Gravediggers: Is there anything they can’t do?

A gravedigger in the Shetland town of Cunningsburgh during the course of his duties discovered a Pictish stone engraved with symbols and dating back to 700 A.D.

Not only is it extremely cool-looking, but it turns out to be a witness to a crucial period in Shetland history.

The 18×11 inch sandstone slab, which is broken from a bigger stone, is inscribed with symbols on one side.

Most striking are two discs with crosses, which are connected together with a band and crossed over by a Z-shaped figure with ornate terminals.

The motifs on the latest stone are known by archaeologists as “double-disc and Z-rod”, one of the commonest motifs.

Double-discs often have circles within them, and sometimes spirals, but this is the only one with crosses.

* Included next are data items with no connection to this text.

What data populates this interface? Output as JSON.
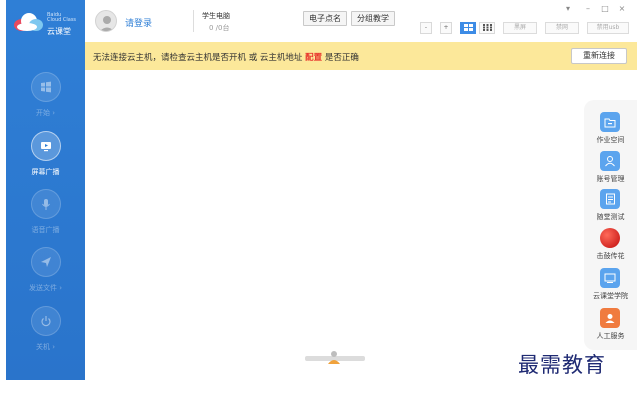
{
  "sidebar": {
    "brand_en_line1": "Baidu",
    "brand_en_line2": "Cloud Class",
    "brand_cn": "云课堂",
    "items": [
      {
        "label": "开始 ›",
        "icon": "windows-icon",
        "active": false
      },
      {
        "label": "屏幕广播",
        "icon": "screen-broadcast-icon",
        "active": true
      },
      {
        "label": "语音广播",
        "icon": "microphone-icon",
        "active": false
      },
      {
        "label": "发送文件 ›",
        "icon": "send-icon",
        "active": false
      },
      {
        "label": "关机 ›",
        "icon": "power-icon",
        "active": false
      }
    ]
  },
  "header": {
    "login_label": "请登录",
    "pc_label": "学生电脑",
    "pc_count": "0 /0台",
    "rollcall_button": "电子点名",
    "group_button": "分组教学",
    "small_buttons": [
      "-",
      "+"
    ],
    "view_icons": [
      "grid-large-icon",
      "grid-small-icon"
    ],
    "text_buttons": [
      "黑屏",
      "禁网",
      "禁用usb"
    ],
    "window_controls": [
      "▾",
      "–",
      "□",
      "×"
    ]
  },
  "warning": {
    "text_before": "无法连接云主机，请检查云主机是否开机 或 云主机地址",
    "config_link": "配置",
    "text_after": "是否正确",
    "reconnect_button": "重新连接"
  },
  "right_panel": {
    "items": [
      {
        "label": "作业空间",
        "icon": "folder-icon",
        "color": "#5ba4ee"
      },
      {
        "label": "账号管理",
        "icon": "user-icon",
        "color": "#5ba4ee"
      },
      {
        "label": "随堂测试",
        "icon": "document-icon",
        "color": "#5ba4ee"
      },
      {
        "label": "击鼓传花",
        "icon": "drum-icon",
        "color": "#e01818"
      },
      {
        "label": "云课堂学院",
        "icon": "monitor-icon",
        "color": "#5ba4ee"
      },
      {
        "label": "人工服务",
        "icon": "service-icon",
        "color": "#f07b3f"
      }
    ]
  },
  "colors": {
    "sidebar": "#2f7fd6",
    "warning_bg": "#fce89a",
    "accent": "#3d8ce6",
    "config_red": "#e8322b"
  },
  "watermark": "最需教育"
}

If this is a Christian cross it indicates a mixed belief between the Picts’ indigenous religion, and their new Christian faith.

The Vikings invaded Shetland starting in the late 8th century, so this stone was carved less than a hundred years before Norse culture began to dominate, which it would do quite thoroughly until the Scots, using a clever pawnshop maneuver rather than a boring old war, snagged Shetland back from the Danes in 1469.

The Pictish symbols carved on the stone would have been illegible within a couple of hundred years, and so they remain.

4 thoughts on “Gravediggers: Is there anything they can’t do?

  1. If this is a Christian cross it indicates a mixed belief between the Picts’ indigenous religion, and their new Christian faith.

    Not surprising, really. Christianity had a habit of incorporating elements of pagan worship into their religious beliefs (see St. Paul’s Mars Hill apology).